The song is quite dark, but also describes the intensity and the blackness of being trapped in an abusive relationship. The heaviness of the music works as an excellent accompaniment at exhibiting the frustration and the depth of despair that goes with being treated like trash in such a manner. The song, as fucked-up as it may seem, gave me hope that I would be able to break my own strings and find my escape from the poisonous relationship I was trapped in. Luckily, I eventually burned those strings to ashes to move on.
2. “Living Dolls”
“Living Dolls” is a love song. It’s one of the first ones from ONE OK ROCK that really felt genuine with regard to my own experiences.
Typical of most of their songs off the album, it’s about a messed-up world where everything is in chaos or disarray. In a place where trust is a ghost and every individual is a manufactured version of just another person out there with no individuality, they find a person who breaks that mould and shows them a different side to this dreary existence.
“If I can touch your heart
I can tell how you feel
I’ve got the feeling that everything’s being manufactured
people without even names, except for me
they’re all looking like dolls”
My admiration for “Living Dolls” lies in the multiple meanings of it, as well as how beautifully poetic it is, not just the lyrics, but the music as well. The foundation is post-grunge with the vocal sections leaning more towards the pop side of pop punk. It shows two styles that are quite separate, yet they are brought together to create this wondrous thing. There’s a melding of both styles that is reminiscent across all of their work, but they are also highlighted as individual entities in this song, and I’m fascinated by it.
1. “Viva Violent Fellow”
My favourite ONE OK ROCK song from their early era, “Viva Violent Fellow” is an anthem from the band to their listeners about the music they are bringing into the world. With a handful of lyrics, they show the powerful passion they have for music and the joy they feel at sharing it with as many people as they can:
“The pleasant deep sound of the guitar
Travels from the ear to the heart to the foot.

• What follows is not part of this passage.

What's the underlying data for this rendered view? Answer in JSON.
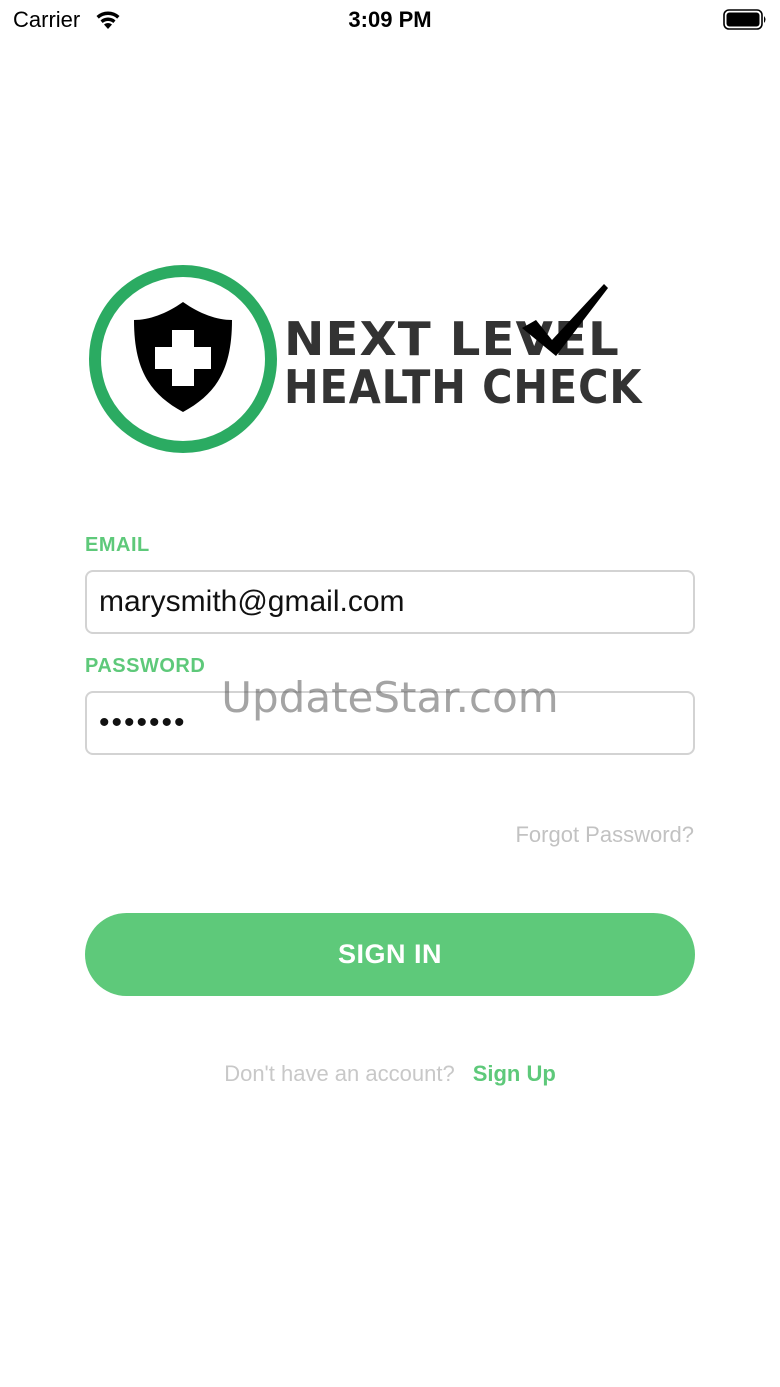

Your body sways with the kick drum
Your eyelids drop with the high-pitched sound of the snare.”
The song also has a second element to it that makes it so addicting to listen to, as much as it is inspiring. “Viva Violent Fellow” is shout-out to anyone who has ever felt the need to just let go of their inhibitions and embrace themselves without regret or hesitancy. It’s sort of the epitome of living your best fucking life as you.
“Viva violent fellow!! (hey)
Viva violent fellow!! (hey)
Let go of your your elegance
The adrenaline makes you surrender yourself to the tempting sounds
It stirs up your hot body.”
This is another one of those songs that is best consumed loudly or with supreme headphones. Also, this is a brilliant song to race to. The adrenaline that’s already coursing through your body from the high of driving at insane speeds is further electrified with the energy of “Viva Violent Fellow,” making you feel that there’s nothing you can’t fucking conquer. There were a handful of races that I kicked arse in because of the sheer thrill that this song when suffused with that adrenaline had created.

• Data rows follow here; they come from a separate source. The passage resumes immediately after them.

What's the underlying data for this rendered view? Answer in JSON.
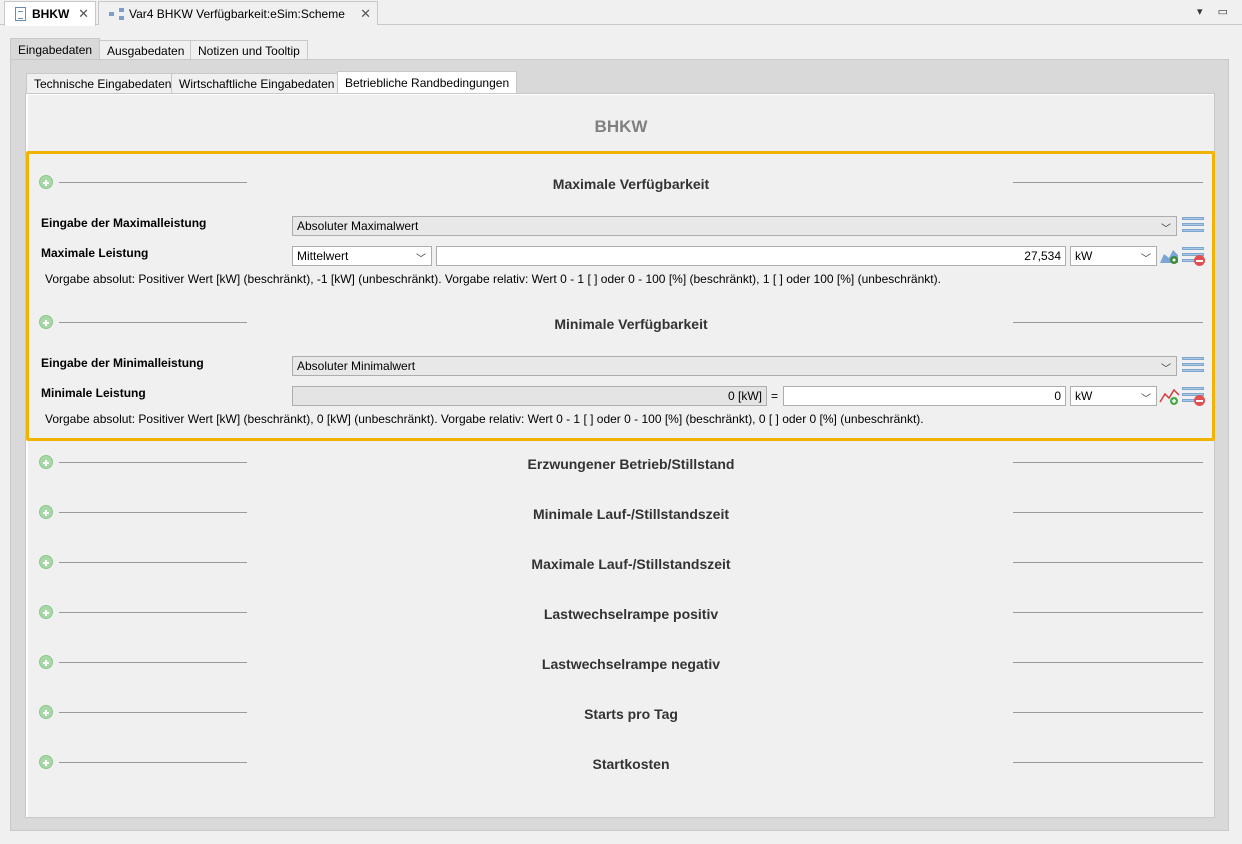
{
  "editor_tabs": [
    {
      "label": "BHKW",
      "close": "✕"
    },
    {
      "label": "Var4 BHKW Verfügbarkeit:eSim:Scheme",
      "close": "✕"
    }
  ],
  "window_controls": "▾ ▭",
  "page_tabs": [
    "Eingabedaten",
    "Ausgabedaten",
    "Notizen und Tooltip"
  ],
  "sub_tabs": [
    "Technische Eingabedaten",
    "Wirtschaftliche Eingabedaten",
    "Betriebliche Randbedingungen"
  ],
  "page_title": "BHKW",
  "max": {
    "section_title": "Maximale Verfügbarkeit",
    "input_label": "Eingabe der Maximalleistung",
    "input_mode": "Absoluter Maximalwert",
    "power_label": "Maximale Leistung",
    "aggregation": "Mittelwert",
    "value": "27,534",
    "unit": "kW",
    "hint": "Vorgabe absolut: Positiver Wert [kW] (beschränkt), -1 [kW] (unbeschränkt). Vorgabe relativ: Wert 0 - 1 [ ] oder 0 - 100 [%] (beschränkt), 1 [ ] oder 100 [%] (unbeschränkt)."
  },
  "min": {
    "section_title": "Minimale Verfügbarkeit",
    "input_label": "Eingabe der Minimalleistung",
    "input_mode": "Absoluter Minimalwert",
    "power_label": "Minimale Leistung",
    "readonly_value": "0 [kW]",
    "equals": "=",
    "value": "0",
    "unit": "kW",
    "hint": "Vorgabe absolut: Positiver Wert [kW] (beschränkt), 0 [kW] (unbeschränkt). Vorgabe relativ: Wert 0 - 1 [ ] oder 0 - 100 [%] (beschränkt), 0 [ ] oder 0 [%] (unbeschränkt)."
  },
  "collapsed_sections": [
    "Erzwungener Betrieb/Stillstand",
    "Minimale Lauf-/Stillstandszeit",
    "Maximale Lauf-/Stillstandszeit",
    "Lastwechselrampe positiv",
    "Lastwechselrampe negativ",
    "Starts pro Tag",
    "Startkosten"
  ],
  "colors": {
    "highlight": "#f0b400",
    "expand_icon": "#a8d8a8"
  }
}
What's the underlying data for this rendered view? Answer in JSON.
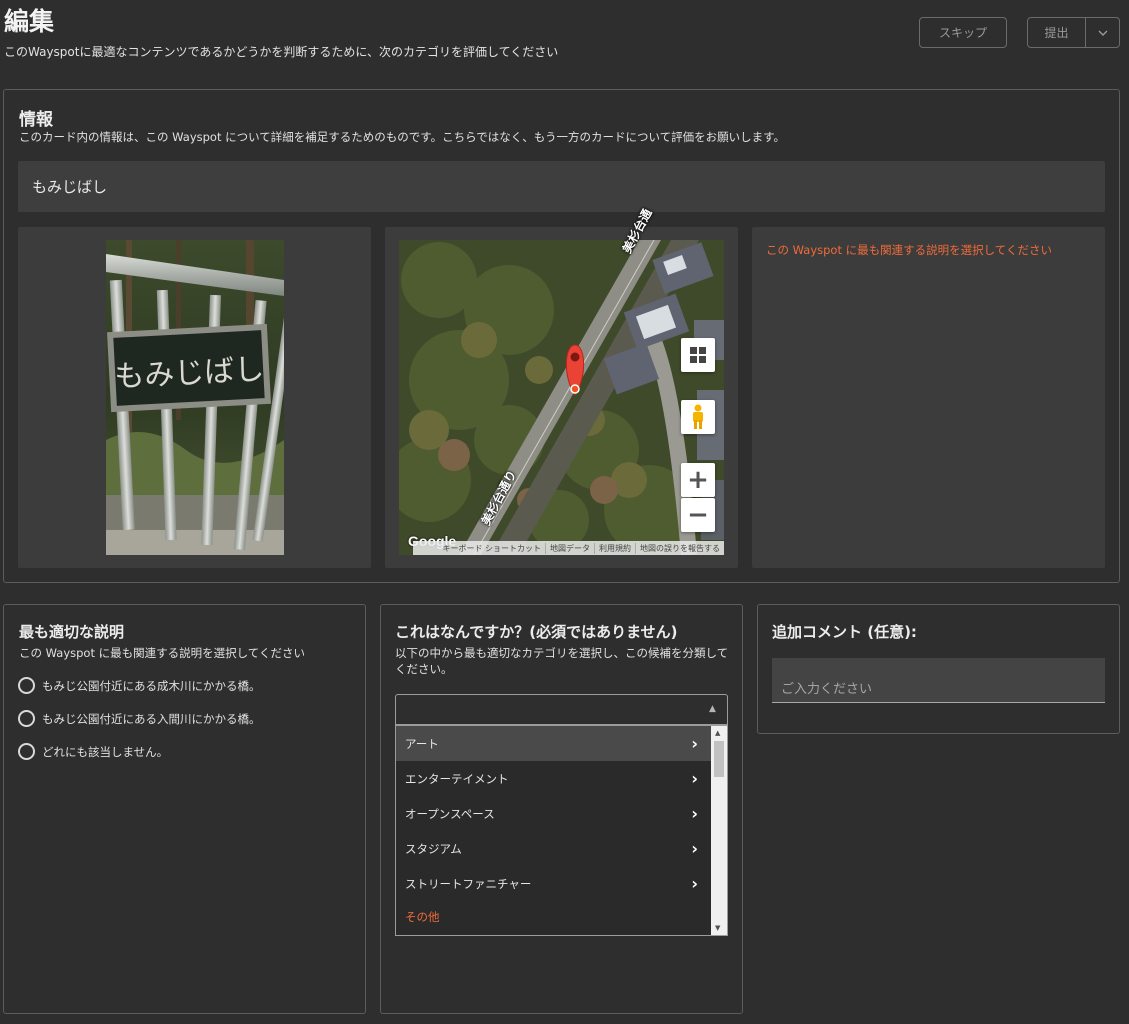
{
  "header": {
    "title": "編集",
    "subtitle": "このWayspotに最適なコンテンツであるかどうかを判断するために、次のカテゴリを評価してください",
    "skip_label": "スキップ",
    "submit_label": "提出",
    "submit_menu_icon": "chevron-down-icon"
  },
  "info": {
    "title": "情報",
    "description": "このカード内の情報は、この Wayspot について詳細を補足するためのものです。こちらではなく、もう一方のカードについて評価をお願いします。",
    "wayspot_title": "もみじばし",
    "photo_sign_text": "もみじばし",
    "description_hint": "この Wayspot に最も関連する説明を選択してください"
  },
  "map": {
    "road_label_top": "美杉台通",
    "road_label_bottom": "美杉台通り",
    "logo": "Google",
    "attribution": [
      "キーボード ショートカット",
      "地図データ",
      "利用規約",
      "地図の誤りを報告する"
    ],
    "controls": [
      "map-type-icon",
      "pegman-icon",
      "zoom-in-icon",
      "zoom-out-icon"
    ],
    "zoom_in_glyph": "+",
    "zoom_out_glyph": "−",
    "marker_color": "#ea4335"
  },
  "best_description": {
    "title": "最も適切な説明",
    "subtitle": "この Wayspot に最も関連する説明を選択してください",
    "options": [
      "もみじ公園付近にある成木川にかかる橋。",
      "もみじ公園付近にある入間川にかかる橋。",
      "どれにも該当しません。"
    ]
  },
  "what_is_it": {
    "title": "これはなんですか？(必須ではありません)",
    "description": "以下の中から最も適切なカテゴリを選択し、この候補を分類してください。",
    "select_value": "",
    "categories": [
      "アート",
      "エンターテイメント",
      "オープンスペース",
      "スタジアム",
      "ストリートファニチャー"
    ],
    "other_label": "その他"
  },
  "comment": {
    "title": "追加コメント (任意):",
    "placeholder": "ご入力ください"
  },
  "colors": {
    "background": "#2e2e2e",
    "panel": "#3c3c3c",
    "accent": "#ef6b3a"
  }
}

ONE OK ROCK has evolved quite a bit from this era in their history. Their musical sound has changed so much, as have the messages in their songs. But I think it’s important to remember where they began as the foundation of their original sounds still exists in so much of what they do. Bands come and go; they start in one place and they end up miles away in a completely different realm. Yet, that never makes them of lesser quality. It merely highlights their growth as artists and individuals. I look forward to seeing where their journey shall take them next.